Un drame a endeuillé le monde de la chasse dans la Somme. Dimanche 21 décembre, en fin de matinée, un chasseur a été mortellement touché par un tir d’arme à feu dans un bois situé sur la commune de Domart-en-Ponthieu, entre Amiens et Abbeville. Quelques jours après les faits, le parquet d’Amiens a annoncé la mise en examen d’un homme de 22 ans pour meurtre, ainsi que son placement en détention provisoire.
Les faits : une altercation dans un bois privé
Selon les éléments communiqués par le procureur de la République d’Amiens, les gendarmes ont été alertés dimanche par l’épouse de la victime. Inquiète, celle-ci savait que son mari avait eu une altercation avec des personnes présentes sur la parcelle boisée où il s’était rendu pour chasser. À leur arrivée sur place, les forces de l’ordre ont découvert le corps du chasseur, présentant une plaie importante au thorax. La victime, âgée de 46 ans selon les dernières informations, était co-gérant d’une petite entreprise de menuiserie basée à Abbeville. L’autopsie a établi que le décès était consécutif à un tir unique par arme à feu. Aucun élément ne permettait de conclure à une bagarre physique préalable au coup de feu.

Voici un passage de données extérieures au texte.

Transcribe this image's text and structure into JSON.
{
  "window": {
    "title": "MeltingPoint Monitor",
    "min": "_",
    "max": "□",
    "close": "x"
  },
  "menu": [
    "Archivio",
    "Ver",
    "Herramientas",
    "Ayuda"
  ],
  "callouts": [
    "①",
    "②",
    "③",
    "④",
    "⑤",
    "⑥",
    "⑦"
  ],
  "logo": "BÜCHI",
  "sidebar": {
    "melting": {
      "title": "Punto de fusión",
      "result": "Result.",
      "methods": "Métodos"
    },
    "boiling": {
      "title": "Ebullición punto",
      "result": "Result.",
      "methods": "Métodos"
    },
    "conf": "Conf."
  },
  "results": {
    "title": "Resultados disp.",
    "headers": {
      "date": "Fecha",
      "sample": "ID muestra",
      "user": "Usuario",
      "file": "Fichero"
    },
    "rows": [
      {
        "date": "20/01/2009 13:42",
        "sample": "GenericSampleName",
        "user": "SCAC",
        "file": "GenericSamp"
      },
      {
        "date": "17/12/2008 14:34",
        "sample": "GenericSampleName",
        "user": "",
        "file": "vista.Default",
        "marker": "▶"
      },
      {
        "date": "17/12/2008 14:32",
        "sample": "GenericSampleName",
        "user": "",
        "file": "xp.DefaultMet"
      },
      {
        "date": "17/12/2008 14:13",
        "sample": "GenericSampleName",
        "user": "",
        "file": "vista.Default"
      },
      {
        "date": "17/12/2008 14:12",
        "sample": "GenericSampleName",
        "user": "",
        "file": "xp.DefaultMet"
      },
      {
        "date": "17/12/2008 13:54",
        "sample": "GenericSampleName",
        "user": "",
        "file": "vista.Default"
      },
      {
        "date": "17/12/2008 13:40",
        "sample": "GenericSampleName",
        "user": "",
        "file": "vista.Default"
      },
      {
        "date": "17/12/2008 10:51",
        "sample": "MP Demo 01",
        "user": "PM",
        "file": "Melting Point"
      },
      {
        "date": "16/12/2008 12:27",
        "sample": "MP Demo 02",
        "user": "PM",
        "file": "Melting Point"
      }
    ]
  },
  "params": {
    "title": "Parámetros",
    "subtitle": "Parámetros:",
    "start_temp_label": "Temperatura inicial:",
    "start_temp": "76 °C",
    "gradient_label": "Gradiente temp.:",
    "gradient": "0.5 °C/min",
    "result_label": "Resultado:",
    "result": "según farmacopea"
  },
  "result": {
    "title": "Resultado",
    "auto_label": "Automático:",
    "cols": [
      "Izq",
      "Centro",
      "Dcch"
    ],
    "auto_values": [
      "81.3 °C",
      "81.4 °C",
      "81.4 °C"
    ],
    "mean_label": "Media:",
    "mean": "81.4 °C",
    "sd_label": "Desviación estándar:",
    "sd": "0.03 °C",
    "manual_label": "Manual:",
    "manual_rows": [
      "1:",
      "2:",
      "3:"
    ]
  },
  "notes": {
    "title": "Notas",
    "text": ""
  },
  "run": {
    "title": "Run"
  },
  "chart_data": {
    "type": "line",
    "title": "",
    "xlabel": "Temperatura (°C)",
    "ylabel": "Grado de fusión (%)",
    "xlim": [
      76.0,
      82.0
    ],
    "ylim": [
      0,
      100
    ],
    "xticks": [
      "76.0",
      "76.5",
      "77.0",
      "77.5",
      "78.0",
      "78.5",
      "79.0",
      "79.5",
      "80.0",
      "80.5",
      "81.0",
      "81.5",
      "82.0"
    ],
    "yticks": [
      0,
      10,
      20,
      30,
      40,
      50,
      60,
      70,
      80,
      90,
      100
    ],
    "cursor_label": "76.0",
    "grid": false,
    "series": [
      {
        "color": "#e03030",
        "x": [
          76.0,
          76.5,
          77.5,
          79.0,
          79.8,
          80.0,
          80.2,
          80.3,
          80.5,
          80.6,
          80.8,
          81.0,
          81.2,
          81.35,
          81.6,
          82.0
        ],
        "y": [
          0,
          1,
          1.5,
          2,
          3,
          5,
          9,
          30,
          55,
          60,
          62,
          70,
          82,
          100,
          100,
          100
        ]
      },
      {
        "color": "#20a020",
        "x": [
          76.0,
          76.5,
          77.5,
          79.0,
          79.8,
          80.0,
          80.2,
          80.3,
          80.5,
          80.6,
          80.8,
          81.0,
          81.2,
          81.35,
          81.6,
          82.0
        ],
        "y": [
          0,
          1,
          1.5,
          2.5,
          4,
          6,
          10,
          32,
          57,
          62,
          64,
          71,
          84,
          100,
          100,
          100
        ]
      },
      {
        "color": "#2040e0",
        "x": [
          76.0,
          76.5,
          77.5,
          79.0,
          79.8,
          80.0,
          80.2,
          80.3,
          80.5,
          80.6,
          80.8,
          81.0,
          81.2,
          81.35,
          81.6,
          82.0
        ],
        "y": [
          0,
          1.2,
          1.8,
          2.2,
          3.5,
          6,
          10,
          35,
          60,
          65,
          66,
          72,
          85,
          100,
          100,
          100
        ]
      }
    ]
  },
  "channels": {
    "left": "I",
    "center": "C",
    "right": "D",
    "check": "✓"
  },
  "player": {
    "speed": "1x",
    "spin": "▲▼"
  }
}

Une enquête menée par la section de recherches d’Amiens
L’enquête a été confiée à la section de recherches d’Amiens, qui a procédé à de nombreuses auditions, notamment au sein des chasseurs présents dans le secteur ce jour-là. Les investigations ont permis de déterminer qu’un groupe de trois personnes chassait à proximité de la parcelle appartenant à la victime. L’un d’eux se serait rendu seul sur ce terrain privé. Peu après, ses deux accompagnateurs ont indiqué avoir entendu des cris, suivis de coups de feu. Le jeune homme serait ensuite revenu vers eux en expliquant qu’une altercation avait eu lieu et qu’il avait tiré en l’air.
Le tireur reconnaît les faits mais conteste l’intention de tuer
Lundi, après avoir appris le décès du chasseur, les deux personnes accompagnant le mis en cause se sont présentées spontanément à la gendarmerie. À l’issue de la garde à vue des trois individus, un homme de 22 ans, jusqu’alors inconnu des services de police et de justice, a reconnu être l’auteur des tirs. Selon le parquet, il a admis avoir tiré à trois reprises, dont deux fois en direction de la victime. Placé en garde à vue, il a reconnu être à l’origine du tir mortel, tout en contestant toute intention homicide.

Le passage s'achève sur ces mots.